Thursday Next hat es wirklich nicht leicht: Zwar hat sie gerade endlich den Mann ihrer Träume geheiratet und den Erzschurken Archeron Hades zur Strecke gebracht, aber das heißt nicht, dass in ihrem Leben plötzlich alles perfekt laufen würde. SpecOps zwingt sie von einem PR-Auftritt zum nächsten und die Goliath-Corporation bedrängt sie deren Manager Jack Shitt wieder aus Poes "Raben" herauszuholen, in den Thursday ihn im ersten Band verschwinden ließ. Als sie sich weiterhin weigert, veranlasst Goliath die Nichtung ihres Mannes durch die Chrono Garde. Nun ist Thursday zwar endlich bereit zu kooperieren, aber wie soll sie nur ohne das von ihrem Onkel erfunden und mittlerweile wieder zerstörte Prosa Portal in das Gedicht und auch noch wieder heraus gelangen?

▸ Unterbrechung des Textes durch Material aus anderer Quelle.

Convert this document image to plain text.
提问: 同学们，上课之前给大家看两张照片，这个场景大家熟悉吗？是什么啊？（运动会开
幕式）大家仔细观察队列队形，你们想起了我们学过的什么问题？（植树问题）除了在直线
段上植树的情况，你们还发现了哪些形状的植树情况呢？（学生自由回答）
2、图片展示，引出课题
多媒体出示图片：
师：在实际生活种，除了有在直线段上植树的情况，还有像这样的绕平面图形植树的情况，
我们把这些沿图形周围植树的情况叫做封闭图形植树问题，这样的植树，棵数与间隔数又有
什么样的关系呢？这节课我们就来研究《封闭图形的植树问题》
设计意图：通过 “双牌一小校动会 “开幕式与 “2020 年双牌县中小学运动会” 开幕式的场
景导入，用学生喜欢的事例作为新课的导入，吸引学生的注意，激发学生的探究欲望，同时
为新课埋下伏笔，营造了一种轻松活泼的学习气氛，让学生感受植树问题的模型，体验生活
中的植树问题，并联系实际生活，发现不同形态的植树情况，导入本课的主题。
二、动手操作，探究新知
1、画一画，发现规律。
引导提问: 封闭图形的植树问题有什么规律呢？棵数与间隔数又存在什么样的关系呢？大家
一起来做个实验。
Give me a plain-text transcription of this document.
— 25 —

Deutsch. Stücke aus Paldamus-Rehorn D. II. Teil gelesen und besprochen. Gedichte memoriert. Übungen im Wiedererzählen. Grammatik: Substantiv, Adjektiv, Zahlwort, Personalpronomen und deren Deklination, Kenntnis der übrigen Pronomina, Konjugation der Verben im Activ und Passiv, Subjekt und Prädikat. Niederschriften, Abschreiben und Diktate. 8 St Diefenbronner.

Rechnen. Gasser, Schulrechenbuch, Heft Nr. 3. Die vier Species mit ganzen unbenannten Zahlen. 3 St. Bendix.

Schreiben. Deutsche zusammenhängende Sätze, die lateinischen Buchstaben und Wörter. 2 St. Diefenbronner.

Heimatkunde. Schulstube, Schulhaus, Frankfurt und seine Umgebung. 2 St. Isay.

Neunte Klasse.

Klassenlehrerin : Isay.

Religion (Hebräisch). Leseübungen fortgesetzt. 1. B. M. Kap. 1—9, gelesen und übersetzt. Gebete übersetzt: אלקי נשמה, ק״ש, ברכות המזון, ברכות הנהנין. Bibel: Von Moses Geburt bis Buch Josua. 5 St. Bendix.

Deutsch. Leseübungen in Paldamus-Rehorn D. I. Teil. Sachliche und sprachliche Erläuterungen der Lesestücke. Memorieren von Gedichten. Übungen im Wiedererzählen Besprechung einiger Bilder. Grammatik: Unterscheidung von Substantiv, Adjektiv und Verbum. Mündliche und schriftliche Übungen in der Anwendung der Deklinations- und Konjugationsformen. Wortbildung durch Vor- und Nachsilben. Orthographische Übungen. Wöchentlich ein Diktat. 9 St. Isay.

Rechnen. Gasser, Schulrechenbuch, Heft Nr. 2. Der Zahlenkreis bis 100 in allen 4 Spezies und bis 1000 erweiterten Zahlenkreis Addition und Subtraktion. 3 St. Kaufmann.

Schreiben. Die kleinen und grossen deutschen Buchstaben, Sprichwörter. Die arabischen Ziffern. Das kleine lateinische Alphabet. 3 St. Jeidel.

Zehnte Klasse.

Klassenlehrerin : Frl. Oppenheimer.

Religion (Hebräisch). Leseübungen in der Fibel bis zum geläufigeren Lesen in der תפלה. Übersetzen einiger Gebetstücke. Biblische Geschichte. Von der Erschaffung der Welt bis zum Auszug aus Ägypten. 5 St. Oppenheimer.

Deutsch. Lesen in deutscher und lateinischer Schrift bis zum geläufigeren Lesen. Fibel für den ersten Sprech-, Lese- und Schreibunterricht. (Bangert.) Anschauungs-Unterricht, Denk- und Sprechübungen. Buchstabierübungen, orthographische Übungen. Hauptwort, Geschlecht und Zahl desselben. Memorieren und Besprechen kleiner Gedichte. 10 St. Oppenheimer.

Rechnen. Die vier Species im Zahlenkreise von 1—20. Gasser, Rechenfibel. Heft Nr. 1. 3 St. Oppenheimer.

Es ist äußerst schwierig die ganzen skurrilen und witzigen Ideen und Handlungsstränge hier in Form einer Inhaltsangabe aufzuschreiben. Ich kann nur soviel verraten: Mir hat das Buch wieder äußerst viel Spaß gemacht, Fforde spielt geschickt mit literarischen Vorbildern (etwa Kafkas Prozess) und anderen verrückten Einfällen. Was mir ein wenig gefehlt hat, war das Durchhalten des Spannungsbogens, das habe ich im ersten Band als überzeugender empfunden, weshalb ich auch den einen Tiger Abzug vergebe. Trotzdem kann ich auch in diesem Fall das Buch nur jeder/ -m empfehlen.